As Collier and I grabbed the phones to our offices, he said, “Hey, don’t say you saw this thing. If you do, you’ll end up in court as a witness the rest of your life.”
The advice seemed well taken, and I took it. My story was strictly a routine third-person report. Collier’s first-person, eyewitness report was spread all over the Chronicle’s front page.
Newspaper competition led to a little practice called picture snatching. The idea was to get a picture of the victim by whatever wiles one could employ. Families were frequently reluctant to loan out photographs of loved ones at their time of bereavement, and perhaps having given a photograph to one paper, they had none to spare or they weren’t inclined to let their last picture out of the house.
In Houston this was a particular problem for us on the Press.

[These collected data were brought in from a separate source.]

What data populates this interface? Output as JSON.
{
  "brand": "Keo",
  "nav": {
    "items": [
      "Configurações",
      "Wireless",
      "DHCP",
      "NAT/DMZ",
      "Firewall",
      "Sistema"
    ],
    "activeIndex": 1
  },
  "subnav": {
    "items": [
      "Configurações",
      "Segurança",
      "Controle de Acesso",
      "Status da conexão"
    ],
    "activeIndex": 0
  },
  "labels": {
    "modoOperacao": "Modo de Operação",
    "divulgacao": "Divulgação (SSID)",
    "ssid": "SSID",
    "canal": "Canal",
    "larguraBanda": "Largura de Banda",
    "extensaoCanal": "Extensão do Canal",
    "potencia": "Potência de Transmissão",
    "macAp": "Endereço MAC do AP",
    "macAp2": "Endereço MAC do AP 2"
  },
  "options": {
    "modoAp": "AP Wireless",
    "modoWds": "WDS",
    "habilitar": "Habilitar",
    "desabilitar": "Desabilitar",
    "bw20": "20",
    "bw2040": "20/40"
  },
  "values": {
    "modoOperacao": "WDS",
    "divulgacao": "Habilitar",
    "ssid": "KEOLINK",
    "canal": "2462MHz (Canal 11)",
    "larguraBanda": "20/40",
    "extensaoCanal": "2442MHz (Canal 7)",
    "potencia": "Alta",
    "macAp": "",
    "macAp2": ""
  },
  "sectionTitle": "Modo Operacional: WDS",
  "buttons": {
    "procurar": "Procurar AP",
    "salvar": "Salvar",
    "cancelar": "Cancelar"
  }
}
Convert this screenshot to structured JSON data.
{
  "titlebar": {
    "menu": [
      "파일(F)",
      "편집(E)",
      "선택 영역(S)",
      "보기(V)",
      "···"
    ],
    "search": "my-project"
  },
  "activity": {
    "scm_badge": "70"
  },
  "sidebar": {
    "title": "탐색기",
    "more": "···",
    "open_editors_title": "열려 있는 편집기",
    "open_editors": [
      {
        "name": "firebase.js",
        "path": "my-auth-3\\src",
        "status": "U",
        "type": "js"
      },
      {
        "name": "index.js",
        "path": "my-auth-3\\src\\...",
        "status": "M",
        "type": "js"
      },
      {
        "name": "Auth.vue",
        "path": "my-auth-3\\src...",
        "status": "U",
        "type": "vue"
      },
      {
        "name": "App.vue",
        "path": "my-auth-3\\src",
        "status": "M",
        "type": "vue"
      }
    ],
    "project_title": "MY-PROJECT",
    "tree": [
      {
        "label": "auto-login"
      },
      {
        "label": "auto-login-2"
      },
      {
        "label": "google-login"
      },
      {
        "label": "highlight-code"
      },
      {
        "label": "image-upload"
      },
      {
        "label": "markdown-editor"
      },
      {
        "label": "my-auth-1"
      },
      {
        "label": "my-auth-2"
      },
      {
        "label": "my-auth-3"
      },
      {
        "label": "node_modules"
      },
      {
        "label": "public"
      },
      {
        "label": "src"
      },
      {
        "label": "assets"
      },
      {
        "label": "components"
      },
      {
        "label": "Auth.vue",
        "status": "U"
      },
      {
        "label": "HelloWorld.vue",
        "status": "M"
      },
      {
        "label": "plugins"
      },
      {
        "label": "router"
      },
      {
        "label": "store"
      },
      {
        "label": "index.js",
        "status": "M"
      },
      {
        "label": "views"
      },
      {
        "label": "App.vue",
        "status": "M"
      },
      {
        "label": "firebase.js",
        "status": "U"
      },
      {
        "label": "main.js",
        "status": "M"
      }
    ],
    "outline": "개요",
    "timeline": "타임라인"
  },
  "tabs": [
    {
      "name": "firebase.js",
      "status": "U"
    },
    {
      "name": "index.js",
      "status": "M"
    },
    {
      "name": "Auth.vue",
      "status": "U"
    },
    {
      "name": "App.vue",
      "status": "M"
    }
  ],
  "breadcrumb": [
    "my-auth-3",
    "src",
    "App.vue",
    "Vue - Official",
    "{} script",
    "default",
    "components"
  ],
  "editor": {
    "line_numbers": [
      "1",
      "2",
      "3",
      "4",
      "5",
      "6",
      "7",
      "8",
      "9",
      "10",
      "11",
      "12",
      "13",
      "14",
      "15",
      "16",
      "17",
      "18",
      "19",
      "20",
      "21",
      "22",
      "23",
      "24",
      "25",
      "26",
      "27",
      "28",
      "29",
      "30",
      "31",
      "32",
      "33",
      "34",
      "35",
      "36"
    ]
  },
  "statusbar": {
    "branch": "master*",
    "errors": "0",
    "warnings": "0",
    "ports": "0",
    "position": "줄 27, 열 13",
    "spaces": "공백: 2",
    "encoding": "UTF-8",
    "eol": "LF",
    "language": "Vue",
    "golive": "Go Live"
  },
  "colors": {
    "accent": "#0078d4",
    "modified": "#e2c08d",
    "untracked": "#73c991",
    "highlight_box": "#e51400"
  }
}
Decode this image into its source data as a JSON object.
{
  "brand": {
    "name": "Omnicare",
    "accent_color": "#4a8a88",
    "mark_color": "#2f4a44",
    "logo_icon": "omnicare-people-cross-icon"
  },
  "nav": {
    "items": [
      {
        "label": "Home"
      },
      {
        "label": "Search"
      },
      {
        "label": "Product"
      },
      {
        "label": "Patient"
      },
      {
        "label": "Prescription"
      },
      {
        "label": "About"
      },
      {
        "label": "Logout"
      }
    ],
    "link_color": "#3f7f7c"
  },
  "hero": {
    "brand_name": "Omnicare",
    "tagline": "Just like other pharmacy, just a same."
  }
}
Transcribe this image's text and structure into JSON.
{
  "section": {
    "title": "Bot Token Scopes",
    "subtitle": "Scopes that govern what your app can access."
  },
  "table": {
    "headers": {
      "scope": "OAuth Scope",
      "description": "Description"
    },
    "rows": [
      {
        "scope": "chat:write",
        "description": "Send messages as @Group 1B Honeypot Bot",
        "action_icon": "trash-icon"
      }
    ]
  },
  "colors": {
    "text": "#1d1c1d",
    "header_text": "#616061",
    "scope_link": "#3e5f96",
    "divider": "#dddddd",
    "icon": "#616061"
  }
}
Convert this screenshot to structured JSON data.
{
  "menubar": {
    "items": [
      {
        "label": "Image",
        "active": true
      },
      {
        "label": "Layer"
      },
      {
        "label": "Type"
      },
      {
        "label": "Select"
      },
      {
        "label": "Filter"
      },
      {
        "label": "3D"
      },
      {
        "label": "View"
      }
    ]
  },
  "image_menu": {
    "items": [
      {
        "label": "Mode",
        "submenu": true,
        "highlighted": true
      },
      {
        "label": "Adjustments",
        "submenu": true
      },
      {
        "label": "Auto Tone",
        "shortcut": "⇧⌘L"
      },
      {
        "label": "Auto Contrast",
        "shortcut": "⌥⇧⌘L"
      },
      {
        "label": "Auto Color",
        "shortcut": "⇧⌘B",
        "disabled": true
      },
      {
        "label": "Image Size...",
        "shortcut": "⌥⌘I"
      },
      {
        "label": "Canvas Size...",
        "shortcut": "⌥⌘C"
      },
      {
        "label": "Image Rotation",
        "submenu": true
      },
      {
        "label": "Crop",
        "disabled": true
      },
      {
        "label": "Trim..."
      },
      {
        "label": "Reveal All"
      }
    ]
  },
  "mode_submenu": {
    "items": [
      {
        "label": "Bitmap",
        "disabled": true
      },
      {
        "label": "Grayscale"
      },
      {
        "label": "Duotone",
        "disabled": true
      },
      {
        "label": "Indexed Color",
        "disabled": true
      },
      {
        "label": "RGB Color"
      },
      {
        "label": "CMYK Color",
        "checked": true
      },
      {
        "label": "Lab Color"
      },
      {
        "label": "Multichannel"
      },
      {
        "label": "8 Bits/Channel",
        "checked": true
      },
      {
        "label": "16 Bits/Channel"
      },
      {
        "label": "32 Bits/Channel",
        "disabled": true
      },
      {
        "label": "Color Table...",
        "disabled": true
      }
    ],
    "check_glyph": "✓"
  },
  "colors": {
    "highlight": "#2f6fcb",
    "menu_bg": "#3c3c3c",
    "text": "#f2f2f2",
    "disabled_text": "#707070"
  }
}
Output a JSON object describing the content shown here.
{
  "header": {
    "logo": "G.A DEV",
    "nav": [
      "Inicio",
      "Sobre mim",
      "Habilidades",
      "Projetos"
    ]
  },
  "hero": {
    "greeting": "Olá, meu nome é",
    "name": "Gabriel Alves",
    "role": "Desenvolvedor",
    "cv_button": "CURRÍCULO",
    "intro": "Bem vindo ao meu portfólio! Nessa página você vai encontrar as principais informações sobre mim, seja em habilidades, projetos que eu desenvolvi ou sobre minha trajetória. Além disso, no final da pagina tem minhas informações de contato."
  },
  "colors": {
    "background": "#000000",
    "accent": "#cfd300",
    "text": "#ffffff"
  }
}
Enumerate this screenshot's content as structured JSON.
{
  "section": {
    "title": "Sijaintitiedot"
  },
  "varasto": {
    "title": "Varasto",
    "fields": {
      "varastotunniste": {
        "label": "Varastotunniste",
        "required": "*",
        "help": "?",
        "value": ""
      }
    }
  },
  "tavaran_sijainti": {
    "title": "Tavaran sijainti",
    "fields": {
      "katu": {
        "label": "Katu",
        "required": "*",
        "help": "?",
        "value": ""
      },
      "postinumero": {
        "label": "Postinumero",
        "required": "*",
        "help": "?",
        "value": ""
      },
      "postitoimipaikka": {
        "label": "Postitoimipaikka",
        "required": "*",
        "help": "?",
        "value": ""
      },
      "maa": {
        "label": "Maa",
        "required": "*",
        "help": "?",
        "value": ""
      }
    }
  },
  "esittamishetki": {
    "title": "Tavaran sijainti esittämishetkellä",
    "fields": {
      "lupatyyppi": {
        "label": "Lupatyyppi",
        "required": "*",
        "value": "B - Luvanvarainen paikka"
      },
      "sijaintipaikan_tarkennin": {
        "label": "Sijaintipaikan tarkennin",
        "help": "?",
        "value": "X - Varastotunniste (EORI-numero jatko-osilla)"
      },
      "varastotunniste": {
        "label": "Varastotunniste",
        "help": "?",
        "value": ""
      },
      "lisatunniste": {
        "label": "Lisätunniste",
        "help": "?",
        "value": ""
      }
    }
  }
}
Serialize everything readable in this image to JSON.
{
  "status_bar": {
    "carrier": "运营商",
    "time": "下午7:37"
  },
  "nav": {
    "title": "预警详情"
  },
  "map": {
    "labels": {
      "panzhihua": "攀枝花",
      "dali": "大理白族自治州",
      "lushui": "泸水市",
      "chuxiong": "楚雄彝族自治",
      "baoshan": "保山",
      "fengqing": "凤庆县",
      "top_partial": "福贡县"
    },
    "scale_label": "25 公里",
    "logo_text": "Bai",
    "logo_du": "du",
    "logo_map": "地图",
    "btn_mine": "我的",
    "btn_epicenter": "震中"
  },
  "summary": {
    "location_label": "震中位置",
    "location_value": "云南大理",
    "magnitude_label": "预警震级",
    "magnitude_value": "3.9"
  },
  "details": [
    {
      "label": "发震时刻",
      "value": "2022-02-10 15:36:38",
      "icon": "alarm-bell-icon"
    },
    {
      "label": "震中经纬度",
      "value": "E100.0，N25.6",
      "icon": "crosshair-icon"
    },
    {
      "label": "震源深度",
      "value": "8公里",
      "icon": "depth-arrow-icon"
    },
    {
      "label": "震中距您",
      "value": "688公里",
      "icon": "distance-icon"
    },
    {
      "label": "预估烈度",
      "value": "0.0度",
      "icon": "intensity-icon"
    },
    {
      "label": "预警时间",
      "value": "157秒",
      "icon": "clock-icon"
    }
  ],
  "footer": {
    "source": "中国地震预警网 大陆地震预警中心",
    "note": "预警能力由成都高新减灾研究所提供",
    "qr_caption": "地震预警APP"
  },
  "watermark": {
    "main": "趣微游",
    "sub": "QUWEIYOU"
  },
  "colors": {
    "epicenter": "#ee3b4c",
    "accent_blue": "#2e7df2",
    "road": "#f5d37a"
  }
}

The Chronicle was the old-line, conservative paper. We were more flamboyant newcomers and owned by a distant—and Northern—chain.
I was rather honored to get the picture-snatching assignment from time to time. I assumed that this was in recognition of my resourcefulness, but upon later reflection, I’m afraid that the attributes from which my city editor was profiting were youthful innocence, a certain touch of diplomatic blarney and a willingness to engage in larceny in the splendid cause of the people’s right to know.
I was remarkably successful, partly because I reached the home of the victim faster than the opposition man from the Chronicle. This was achieved through breakneck driving that would rival the kind seen in one of—any of—today’s television films.
My success was also achieved, usually, by convincing the grieving that a picture in the Press was just as prestigious as one in the Chronicle or the morning Post.
But sometimes other methods were called for, and it was an imaginative use of these that caused my downfall. A young lady had died in an automobile crash with a prominent married citizen whose wife she did not happen to be. Upon arrival at her modest cottage home in one of the city’s poorest sections, I found no one there. In keeping with the law-abiding nature of the times, the door was unlocked. Through the screen door I could see on the mantel a picture of a young woman. If I left it there, the man from the Chronicle would surely filch it. Defensive journalism was called for. So I filched it, and a delighted city desk made over the home edition to splash it on the front page.
There was just one little hitch. I had gone to the wrong address. The picture was of a next-door neighbor. Surprisingly, I was not arrested nor fired for the incident. I deserved both.